Civics knowledge that kids are supposed to know

Here are some of the “skills” in civics that students demonstrate at different levels — basic, proficient and advanced — as measured by the National Assessment for Educational Progress.

NAEP released new scores on the 2010 civics exam given to nationally representative groups of students in 4th, 8th and 12th grades on Wednesday, with little progress shown in the four years since the last civics exam was given.

Following are skills and some sample questions:

Basic — students have achieved partial mastery of the knowledge and skills fundamental for proficient work at each grade.

*Grade 4: Recognize taxes as the main source of government funding

*Grade 8: Identify a right protected by the First Amendment

*Grade 12: Interpret a political cartoon 

Proficient — students have demonstrated competency over challenging subject matter and achieved “solid academic performance to which all students at each grade assessed should aspire.”

*Grade 4: Identify a purpose of the U.S. Constitution

*Grade 8: Recognize a role performed by the Supreme Court

*Grade 12: Define the term “melting pot” and argue if it applies to the U.S. 

Advanced— students have demonstrated superior performance:

*Grade 4: Explain two ways countries can deal with shared problems

*Grade 8: Name two actions citizens can take to encourage Congress to pass a law

*Grade 12: Compare the citizenship requirements of the U.S. to other countries





Grade 4

1. What is one of the basic purposes of government in the United States?

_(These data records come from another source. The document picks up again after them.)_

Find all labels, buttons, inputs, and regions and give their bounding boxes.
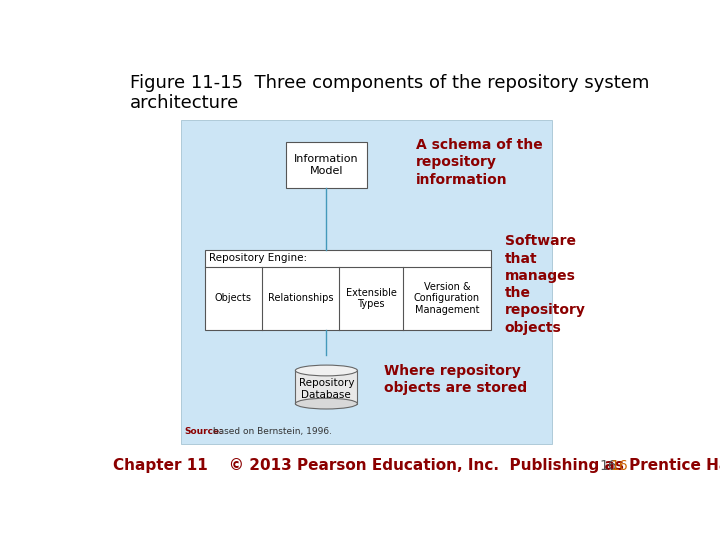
Text: architecture: architecture — [130, 94, 240, 112]
FancyBboxPatch shape — [204, 249, 492, 330]
FancyBboxPatch shape — [286, 142, 367, 188]
Text: Relationships: Relationships — [268, 294, 333, 303]
Text: Extensible
Types: Extensible Types — [346, 288, 397, 309]
Text: Objects: Objects — [215, 294, 252, 303]
Text: Software
that
manages
the
repository
objects: Software that manages the repository obj… — [505, 234, 585, 335]
Text: Repository Engine:: Repository Engine: — [210, 253, 307, 263]
Text: based on Bernstein, 1996.: based on Bernstein, 1996. — [210, 427, 332, 436]
Text: Information
Model: Information Model — [294, 154, 359, 176]
FancyBboxPatch shape — [181, 120, 552, 444]
Text: 16: 16 — [611, 459, 629, 473]
Text: Version &
Configuration
Management: Version & Configuration Management — [414, 282, 480, 315]
Text: A schema of the
repository
information: A schema of the repository information — [415, 138, 542, 186]
Polygon shape — [295, 370, 357, 403]
Text: Chapter 11    © 2013 Pearson Education, Inc.  Publishing as Prentice Hall: Chapter 11 © 2013 Pearson Education, Inc… — [113, 458, 720, 473]
Ellipse shape — [295, 398, 357, 409]
Ellipse shape — [295, 365, 357, 376]
Text: Source:: Source: — [184, 427, 223, 436]
Text: Repository
Database: Repository Database — [299, 378, 354, 400]
Text: Figure 11-15  Three components of the repository system: Figure 11-15 Three components of the rep… — [130, 74, 649, 92]
Text: 16: 16 — [599, 459, 617, 473]
Text: Where repository
objects are stored: Where repository objects are stored — [384, 363, 528, 395]
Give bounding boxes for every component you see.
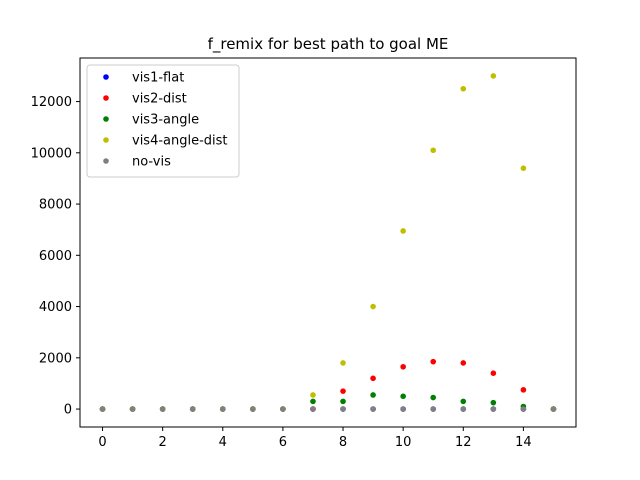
legend-marker <box>103 74 109 80</box>
legend-marker <box>103 137 109 143</box>
series-no-vis <box>99 406 557 412</box>
legend-label: vis4-angle-dist <box>132 134 228 149</box>
y-tick-label: 2000 <box>39 351 72 366</box>
data-point <box>520 387 527 393</box>
data-point <box>340 388 346 394</box>
legend-marker <box>103 116 109 122</box>
data-point <box>99 406 106 412</box>
data-point <box>430 358 437 365</box>
data-point <box>400 393 406 400</box>
x-tick-label: 14 <box>515 435 532 450</box>
chart-title: f_remix for best path to goal ME <box>208 35 449 54</box>
x-tick-label: 8 <box>339 435 347 450</box>
y-tick-label: 12000 <box>31 95 72 110</box>
data-point <box>340 360 346 366</box>
data-point <box>310 398 316 405</box>
data-point <box>460 398 467 405</box>
series-vis3-angle <box>99 392 557 412</box>
data-point <box>400 406 406 412</box>
data-point <box>400 228 406 234</box>
data-point <box>370 375 376 382</box>
y-axis: 0 2000 4000 6000 8000 10000 12000 <box>31 95 80 418</box>
data-point <box>400 363 406 370</box>
x-tick-label: 0 <box>98 435 106 450</box>
data-point <box>490 73 497 79</box>
data-point <box>340 406 346 412</box>
x-tick-label: 10 <box>395 435 412 450</box>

A. To protect the rights of individuals

B. To have fire drills in public buildings

C. To elect a new President every four years

D. To keep criminals in federal prisons


2. Who decides whether a law follows the Constitution or not?

A. The secretary of state

B. The Supreme Court

C. The governor of a state

D. Individual citizens



Grade 8

3. What do all constitutional governments have?

A. Legal limits on political power

B. A President as the head of government

C. A bill of rights

D. Separation of church and state


4. Which of the following most limits the ability of the United Nations to stop wars between different countries?

A) The United Nations does not usually have the authority to enforce its decisions.

B) Member countries have to communicate with each other in too many different languages.

C) Too many large countries belong to the United Nations.

D) Too few democratic countries belong to the United Nations.



Grade 12

5. In recent years, a United States President and a Japanese Prime Minister would most likely have argued over which issue?

A. Japan’s wish to enter the North Atlantic Treaty Organization

B. Japan’s development of nuclear weapons

C. America’s desire to have greater access to Japanese markets

D. America’s discrimination toward Japanese nationals


6. Federalism: A way of organizing a nation so that two or more levels of government have authority over the same land and people.

Which fact about American government reflects the above definition of federalism?

A. Power is divided among legislative, executive, and judicial branches.

B. Private organizations in the United States do much of the work that is performed by local governments in other countries.

C. Citizens in the United States are subject to both state and federal laws.

D. Citizens in the United States have a right to protection from intrusion into their private affairs.